Augustinus, Aurelius - Soliloquien - XVI. Von des Teufels Versuchungen.

Augustinus, Aurelius - Soliloquien - XVI. Von des Teufels Versuchungen.

Der Versucher ist vielleicht von mir geblieben! Das hast Du zuwege gebracht. Du hast es gemacht, dass es ihm an Raum und Zeit fehlte und ihm der Mangel entgegenstand. Der Versucher ist vielleicht herzugekommen! Er hat Raum, er hat auch Zeit gefunden! Aber dass ich nicht drein willigte, das war Dein Werk! Der Versucher ist vielleicht schwarz und finster daher gekommen, wie er denn ist! Dass ich ihn verachtete, daran liegt der Grund in Deiner Stärke! Der Versucher ist vielleicht gewaffnet gekommen als ein Starker! Dass er mich nicht überwunden, daran war der Zaum Schuld, den Du ihm' angelegt, und die Kraft, die Du mir verliehen! Der Versucher ist vielleicht gekommen in einen Engel des Lichts verstellt! Dass er mich nicht betrogen hat, dazu hast Du ihn gescholten, und dass ich ihn erkennen möchte, dazu hast Du mich erleuchtet!

Denn er ist jener große und rote Drache, die alte Schlange, die da heißt der Teufel und er hat sieben Häupter und zehn Hörner, dem Du es zulässt, dass er in diesem großen und weiten Meer seine Geilheit übe, darin unzählige schwimmende Tiere sind, ja kleine und große Tiere, das ist, mancherlei Art der bösen Geister, die nichts anders Tag und Nacht schaffen, als dass sie herumgehen und suchen, wen sie verschlingen mögen, wo Du nicht errettest. Denn er ist der alte Drache, der im Lustgarten des Paradieses begonnen, der mit seinem Schweif nach sich zieht den dritten Teil der Sterne des Himmels und wirft sie zur Erde, der mit seinem Gift die Gewässer der Erde verderbt, auf dass die Menschen, wenn sie trinken, sterben.

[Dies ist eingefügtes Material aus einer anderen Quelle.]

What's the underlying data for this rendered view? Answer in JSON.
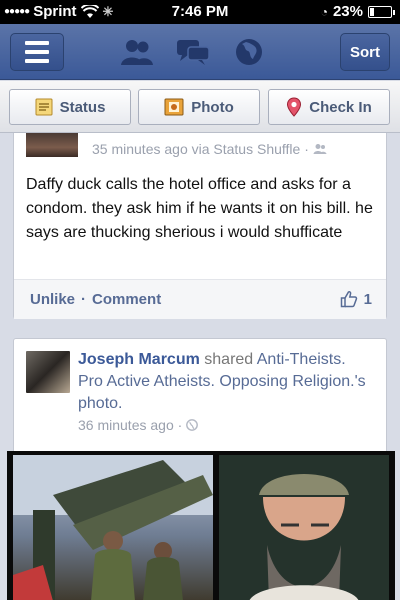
{
  "status_bar": {
    "carrier": "Sprint",
    "time": "7:46 PM",
    "battery": "23%",
    "battery_level": 0.23
  },
  "navbar": {
    "sort_label": "Sort",
    "icons": [
      "menu-icon",
      "friends-icon",
      "messages-icon",
      "globe-icon"
    ]
  },
  "actions": {
    "status_label": "Status",
    "photo_label": "Photo",
    "checkin_label": "Check In"
  },
  "posts": [
    {
      "meta": "35 minutes ago via Status Shuffle ·",
      "text": "Daffy duck calls the hotel office and asks for a condom. they ask him if he wants it on his bill. he says are thucking sherious i would shufficate",
      "unlike_label": "Unlike",
      "comment_label": "Comment",
      "likes": "1"
    },
    {
      "author": "Joseph Marcum",
      "verb": "shared",
      "target": "Anti-Theists. Pro Active Atheists. Opposing Religion.'s photo.",
      "meta": "36 minutes ago ·"
    }
  ],
  "colors": {
    "brand": "#3b5998",
    "link": "#576b95",
    "background": "#d8dce6"
  }
}
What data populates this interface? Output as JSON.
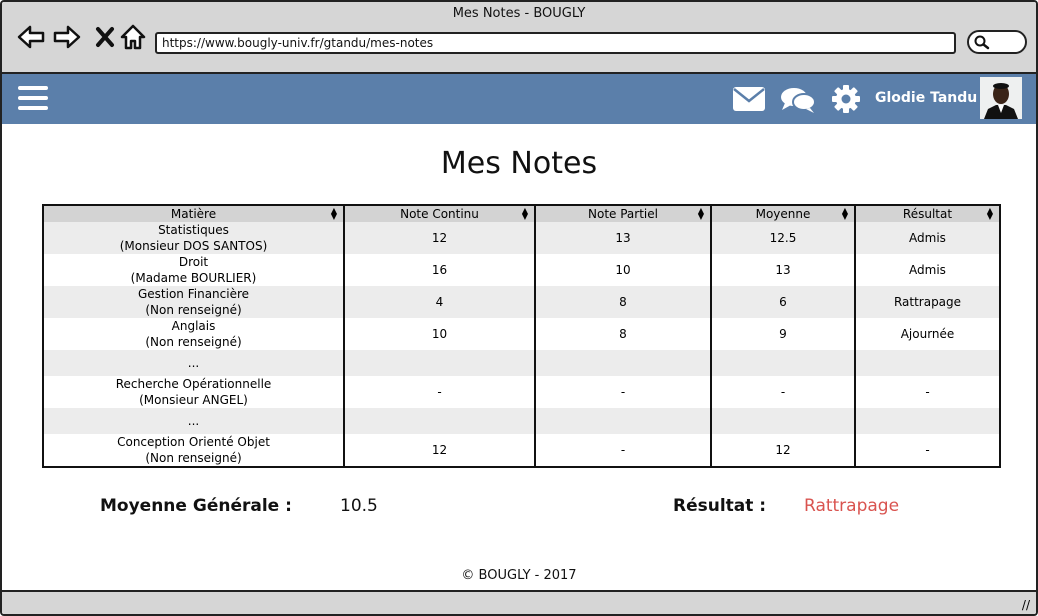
{
  "window": {
    "title": "Mes Notes - BOUGLY"
  },
  "browser": {
    "url": "https://www.bougly-univ.fr/gtandu/mes-notes"
  },
  "appbar": {
    "username": "Glodie Tandu",
    "color": "#5b7faa"
  },
  "page": {
    "title": "Mes Notes"
  },
  "table": {
    "headers": [
      "Matière",
      "Note Continu",
      "Note Partiel",
      "Moyenne",
      "Résultat"
    ],
    "rows": [
      {
        "subject": "Statistiques",
        "teacher": "(Monsieur DOS SANTOS)",
        "continu": "12",
        "partiel": "13",
        "moyenne": "12.5",
        "resultat": "Admis"
      },
      {
        "subject": "Droit",
        "teacher": "(Madame BOURLIER)",
        "continu": "16",
        "partiel": "10",
        "moyenne": "13",
        "resultat": "Admis"
      },
      {
        "subject": "Gestion Financière",
        "teacher": "(Non renseigné)",
        "continu": "4",
        "partiel": "8",
        "moyenne": "6",
        "resultat": "Rattrapage"
      },
      {
        "subject": "Anglais",
        "teacher": "(Non renseigné)",
        "continu": "10",
        "partiel": "8",
        "moyenne": "9",
        "resultat": "Ajournée"
      },
      {
        "ellipsis": "..."
      },
      {
        "subject": "Recherche Opérationnelle",
        "teacher": "(Monsieur ANGEL)",
        "continu": "-",
        "partiel": "-",
        "moyenne": "-",
        "resultat": "-"
      },
      {
        "ellipsis": "..."
      },
      {
        "subject": "Conception Orienté Objet",
        "teacher": "(Non renseigné)",
        "continu": "12",
        "partiel": "-",
        "moyenne": "12",
        "resultat": "-"
      }
    ]
  },
  "summary": {
    "average_label": "Moyenne Générale :",
    "average_value": "10.5",
    "result_label": "Résultat :",
    "result_value": "Rattrapage",
    "result_color": "#d9534f"
  },
  "footer": {
    "text": "© BOUGLY - 2017"
  }
}
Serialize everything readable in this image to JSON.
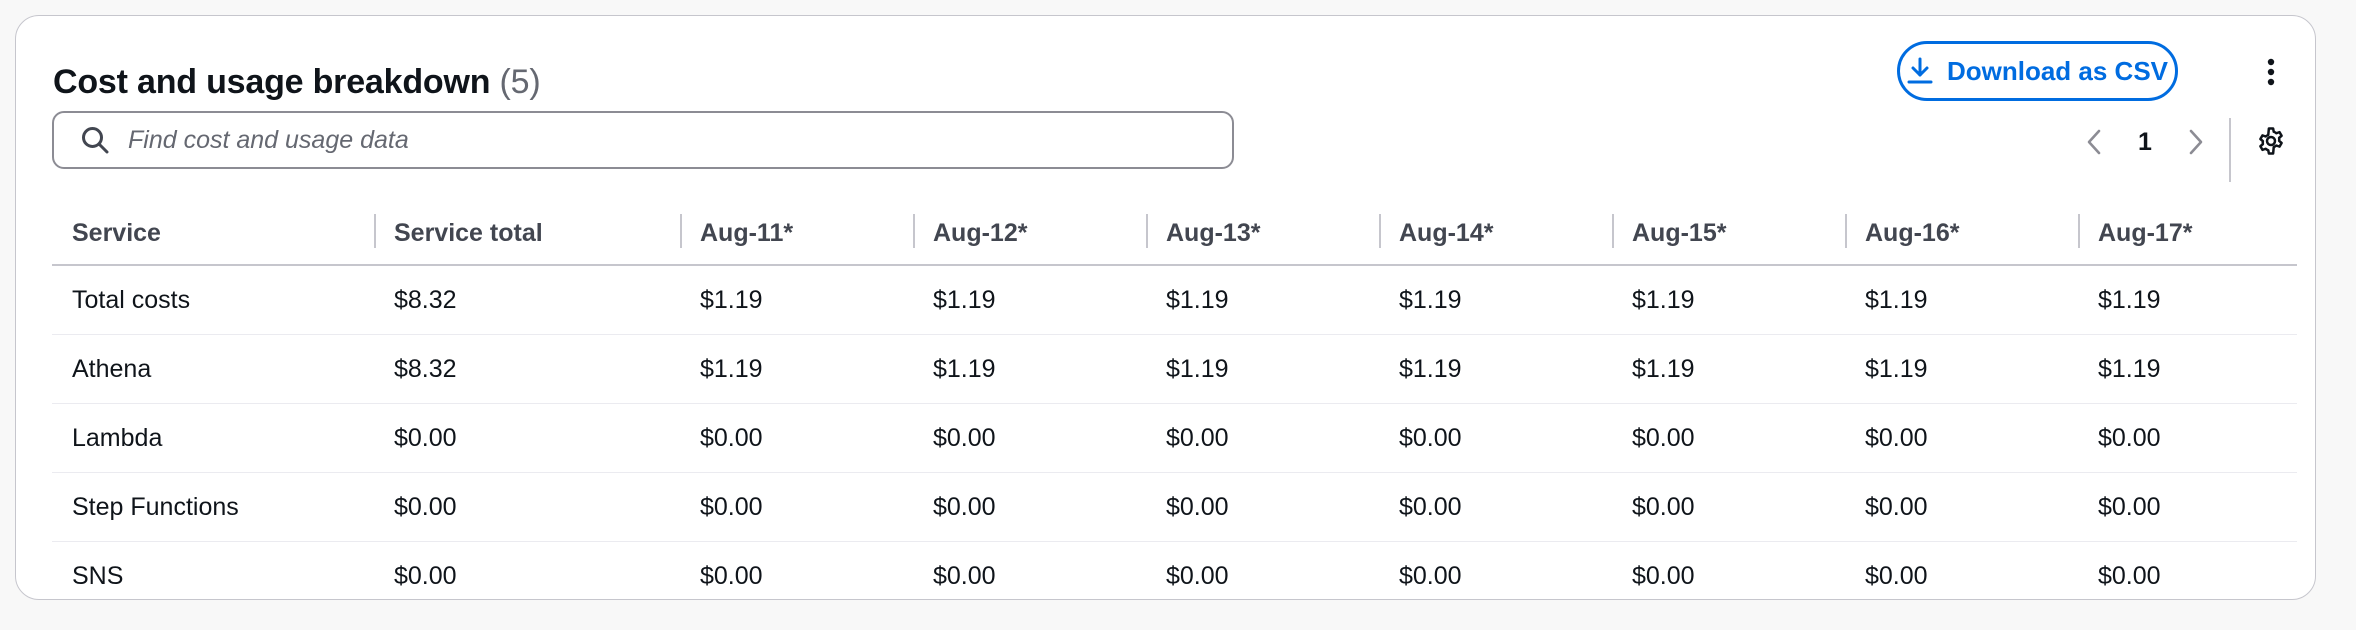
{
  "panel": {
    "title": "Cost and usage breakdown",
    "count": "(5)",
    "download_label": "Download as CSV",
    "search_placeholder": "Find cost and usage data",
    "page": "1"
  },
  "table": {
    "columns": [
      "Service",
      "Service total",
      "Aug-11*",
      "Aug-12*",
      "Aug-13*",
      "Aug-14*",
      "Aug-15*",
      "Aug-16*",
      "Aug-17*"
    ],
    "rows": [
      [
        "Total costs",
        "$8.32",
        "$1.19",
        "$1.19",
        "$1.19",
        "$1.19",
        "$1.19",
        "$1.19",
        "$1.19"
      ],
      [
        "Athena",
        "$8.32",
        "$1.19",
        "$1.19",
        "$1.19",
        "$1.19",
        "$1.19",
        "$1.19",
        "$1.19"
      ],
      [
        "Lambda",
        "$0.00",
        "$0.00",
        "$0.00",
        "$0.00",
        "$0.00",
        "$0.00",
        "$0.00",
        "$0.00"
      ],
      [
        "Step Functions",
        "$0.00",
        "$0.00",
        "$0.00",
        "$0.00",
        "$0.00",
        "$0.00",
        "$0.00",
        "$0.00"
      ],
      [
        "SNS",
        "$0.00",
        "$0.00",
        "$0.00",
        "$0.00",
        "$0.00",
        "$0.00",
        "$0.00",
        "$0.00"
      ]
    ]
  },
  "icons": {
    "download": "download-icon",
    "more": "more-vertical-icon",
    "search": "search-icon",
    "prev": "chevron-left-icon",
    "next": "chevron-right-icon",
    "settings": "gear-icon"
  },
  "colors": {
    "accent": "#006ce0",
    "border": "#c6c6cd",
    "text": "#0f141a",
    "muted": "#656871"
  }
}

Das Gold achtet er wie Kot und lässt sich dünken, er wolle den Jordan mit seinem Mund ausschöpfen: er ist also beschaffen, dass er Niemand fürchtet. Und wer wird sich vor seinen Bissen schützen können, wer sich erretten aus seinem Rachen? Allein Du, HErr, der Du die Häupter des großen Drachen zerschlagen hast! Hilf uns, o Herr, breite Deine Flügel über uns aus, dass wir darunter fliehen mögen vor dem Angesicht des uns verfolgenden Drachen: und erlöse uns von seinen Hörnern mit Deinem Schild; denn dahin geht alle seine Mühe, danach steht sein einziges Verlangen, dass er die Seelen, die Du erschaffen, verschlingen möge.

Darum rufen wir zu Dir, o Du mein Gott, erlöse uns von unserem täglichen Widersacher, der, wir essen oder trinken, wir schlafen oder wachen oder tun, was wir wollen, auf uns lauert Tag und Nacht auf alle Weise mit List und Künsten, bald öffentlich, bald heimlich, der seine vergiftete Pfeile wider uns richtet, um unsre Seelen umzubringen. Und doch haben wir, HErr, so eine überaus böse und unsinnige Art an uns, dass, ob wir schon sehen, wie der Drache mit gähnendem Rachen bereit ist, uns zu verschlingen, wir nichts desto weniger schlafen und uns in wahrer Faulheit vergeilen, gleich als wären wir vor ihm sicher, der doch nichts anders begehrt, als dass er uns verderbe. Der Feind wacht immerzu, schläft nimmer, um uns zu töten, und wir wollen vom Schlaf nicht erwachen, dass wir uns verwahrten!

Siehe, er hat unzählig viele Netze vor unsern Füßen ausgebreitet und all unsern Weg mit mancherlei Fallen umstellt, unsere Seelen damit zu fangen: und wer wird entrinnen mögen? Stricke hat er gelegt in Reichtum, Stricke in Armut; Garne hat er gespannt in Speisen, in Trank, in Wollust, in Schlaf, in Wachen; Stricke hat er gelegt in Wort und Werk und auf allen unsern Wegen. Aber Du, HErr, errette uns von dem Strick des Jägers und von der schädlichen Pestilenz, auf dass wir Dir danken und preisen mögen: Gelobt sei der HErr, der uns nicht zum Raub in ihre Zähne gegeben hat. Unsere Seele ist entronnen, wie ein Vogel dem Strick des Voglers, der Strick ist zerrissen, und wir sind los! Amen.